Zunächst möchte ich generell auf den Einfluss von Talent eingehen bzw. diesen Begriff in Frage stellen. Letztendlich sollte jedoch die Antwort auf die Frage: „Habe ich genug Talent um Schlagzeuger zu werden?“ niemanden davon abhalten dieses Instrument zu lernen.
Es hängt auch stark vom Ziel ab, welches man Erreichen möchte. Um ein Weltklasse-Schlagzeuger zu werden, ist harte Arbeit bereits in sehr jungen Jahren notwendig, während man als Hobbymusiker wesentlich weniger Zeit investieren muss und das Alter keine wichtige Rolle spielt.
Jeder kann Schlagzeug lernen und sich dabei durch gezieltes Üben stetig verbessern!
Tony Royster jr.
Beginnen möchte ich zunächst mit einem sogenannten Wunderkind am Schlagzeug:
Tony Royster Jr.:
– geboren am 9.9.1984
– Sohn von Gitarrist und Schlagzeuger Anthony Royster
– begann mit 3 Jahren Schlagzeug zu spielen
– nachdem er bereits mehrere Wettbewerbe als Schlagzeuger gewonnen hatte, wurde er im Alter von 12 Jahren im Jahr 1997 beim Modern Drummer Festival eingeladen, wo diese legendäre Performance entstand:
Talent is Overrated!
Sind solche außergewöhnlichen Fähigkeiten ein wertvolles gottgegebenes Talent?
Georg Colvin, der Autor des Buches: Talent is Overrated: What Really Separates World-Class Performers from Everybody Else, beantwortet diese Frage mit einem klaren NEIN!

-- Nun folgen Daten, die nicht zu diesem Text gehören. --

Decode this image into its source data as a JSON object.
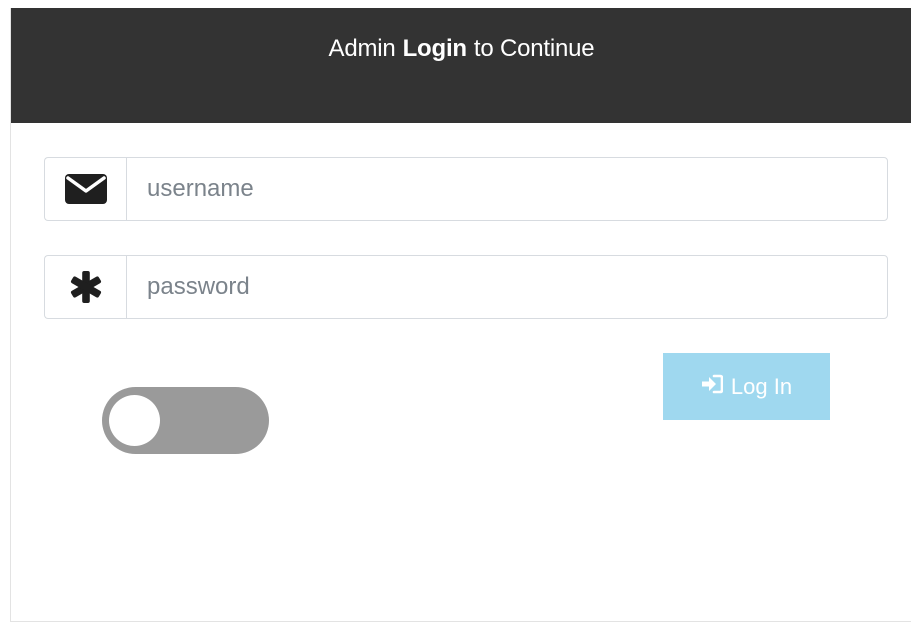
{
  "header": {
    "title_prefix": "Admin",
    "title_bold": "Login",
    "title_suffix": "to Continue"
  },
  "form": {
    "username": {
      "icon": "envelope-icon",
      "value": "",
      "placeholder": "username"
    },
    "password": {
      "icon": "asterisk-icon",
      "value": "",
      "placeholder": "password"
    },
    "login_button": {
      "icon": "sign-in-icon",
      "label": "Log In"
    },
    "toggle": {
      "state": "off"
    }
  },
  "colors": {
    "header_bg": "#333333",
    "button_bg": "#9fd8ef",
    "toggle_bg": "#9a9a9a"
  }
}
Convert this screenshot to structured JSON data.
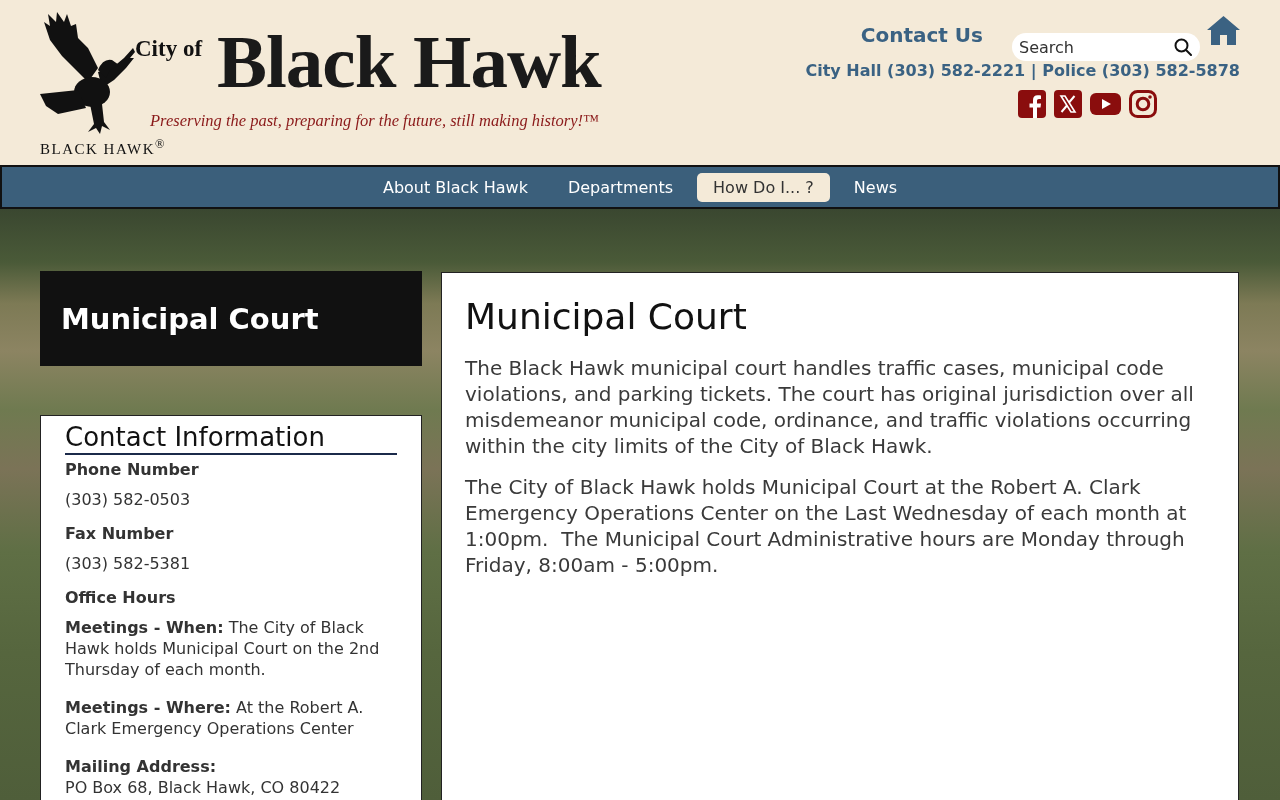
{
  "header": {
    "logo": {
      "prefix": "City of",
      "name": "Black Hawk",
      "tagline": "Preserving the past, preparing for the future, still making history!™",
      "wordmark": "BLACK HAWK$^{®}$"
    },
    "contact_link": "Contact Us",
    "search": {
      "placeholder": "Search"
    },
    "phone_line": "City Hall (303) 582-2221 | Police (303) 582-5878",
    "social": [
      {
        "kind": "facebook"
      },
      {
        "kind": "x"
      },
      {
        "kind": "youtube"
      },
      {
        "kind": "instagram"
      }
    ]
  },
  "nav": [
    {
      "label": "About Black Hawk",
      "selected": false
    },
    {
      "label": "Departments",
      "selected": false
    },
    {
      "label": "How Do I... ?",
      "selected": true
    },
    {
      "label": "News",
      "selected": false
    }
  ],
  "sidebar": {
    "title": "Municipal Court",
    "contact": {
      "heading": "Contact Information",
      "items": [
        {
          "kind": "label",
          "text": "Phone Number"
        },
        {
          "kind": "value",
          "text": "(303) 582-0503"
        },
        {
          "kind": "label",
          "text": "Fax Number"
        },
        {
          "kind": "value",
          "text": "(303) 582-5381"
        },
        {
          "kind": "label",
          "text": "Office Hours"
        },
        {
          "kind": "note",
          "label": "Meetings - When:",
          "text": "The City of Black Hawk holds Municipal Court on the 2nd Thursday of each month."
        },
        {
          "kind": "note",
          "label": "Meetings - Where:",
          "text": "At the Robert A. Clark Emergency Operations Center"
        },
        {
          "kind": "address",
          "label": "Mailing Address:",
          "text": "PO Box 68, Black Hawk, CO 80422"
        }
      ]
    }
  },
  "main": {
    "title": "Municipal Court",
    "paragraphs": [
      "The Black Hawk municipal court handles traffic cases, municipal code violations, and parking tickets. The court has original jurisdiction over all misdemeanor municipal code, ordinance, and traffic violations occurring within the city limits of the City of Black Hawk.",
      "The City of Black Hawk holds Municipal Court at the Robert A. Clark Emergency Operations Center on the Last Wednesday of each month at 1:00pm.  The Municipal Court Administrative hours are Monday through Friday, 8:00am - 5:00pm."
    ]
  }
}
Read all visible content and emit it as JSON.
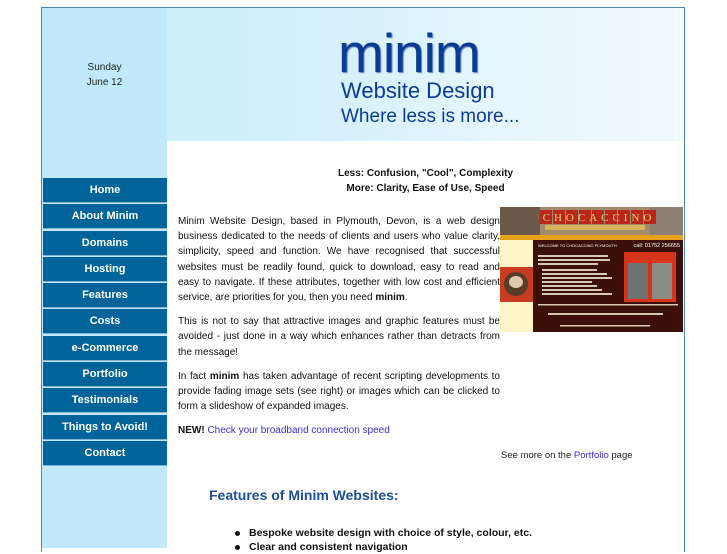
{
  "date": {
    "weekday": "Sunday",
    "day": "June 12"
  },
  "logo": {
    "name": "minim",
    "subtitle": "Website Design",
    "tagline": "Where less is more..."
  },
  "nav": {
    "items": [
      {
        "label": "Home"
      },
      {
        "label": "About Minim"
      },
      {
        "label": "Domains"
      },
      {
        "label": "Hosting"
      },
      {
        "label": "Features"
      },
      {
        "label": "Costs"
      },
      {
        "label": "e-Commerce"
      },
      {
        "label": "Portfolio"
      },
      {
        "label": "Testimonials"
      },
      {
        "label": "Things to Avoid!"
      },
      {
        "label": "Contact"
      }
    ]
  },
  "tagline": {
    "less": "Less: Confusion, \"Cool\", Complexity",
    "more": "More: Clarity, Ease of Use, Speed"
  },
  "intro": {
    "p1_before": "Minim Website Design, based in Plymouth, Devon, is a web design business dedicated to the needs of clients and users who value clarity, simplicity, speed and function. We have recognised that successful websites must be readily found, quick to download, easy to read and easy to navigate. If these attributes, together with low cost and efficient service, are priorities for you, then you need ",
    "p1_bold": "minim",
    "p1_after": ".",
    "p2": "This is not to say that attractive images and graphic features must be avoided - just done in a way which enhances rather than detracts from the message!",
    "p3_before": "In fact ",
    "p3_bold": "minim",
    "p3_after": " has taken advantage of recent scripting developments to provide fading image sets (see right) or images which can be clicked to form a slideshow of expanded images.",
    "new_label": "NEW!",
    "new_link": "Check your broadband connection speed"
  },
  "showcase": {
    "site_name": "CHOCACCINO",
    "welcome": "WELCOME TO CHOCACCINO PLYMOUTH",
    "phone": "call: 01752 256655"
  },
  "see_more": {
    "before": "See more on the ",
    "link": "Portfolio",
    "after": " page"
  },
  "features": {
    "title": "Features of Minim Websites:",
    "items": [
      "Bespoke website design with choice of style, colour, etc.",
      "Clear and consistent navigation"
    ]
  }
}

Man kann die Aussagen dieses Buches in 4 Punkten zusammenfassen:
1. Talent ist nicht angeboren.
2. Aussergewöhnliches Können entsteht durch jahrelanges fokussiertes Üben (deliberate practice).
3. Beginne in jungem Alter zu Lernen!
4. Unterstützung und Motivation aus dem sozialen Umfeld ist sehr hilfreich!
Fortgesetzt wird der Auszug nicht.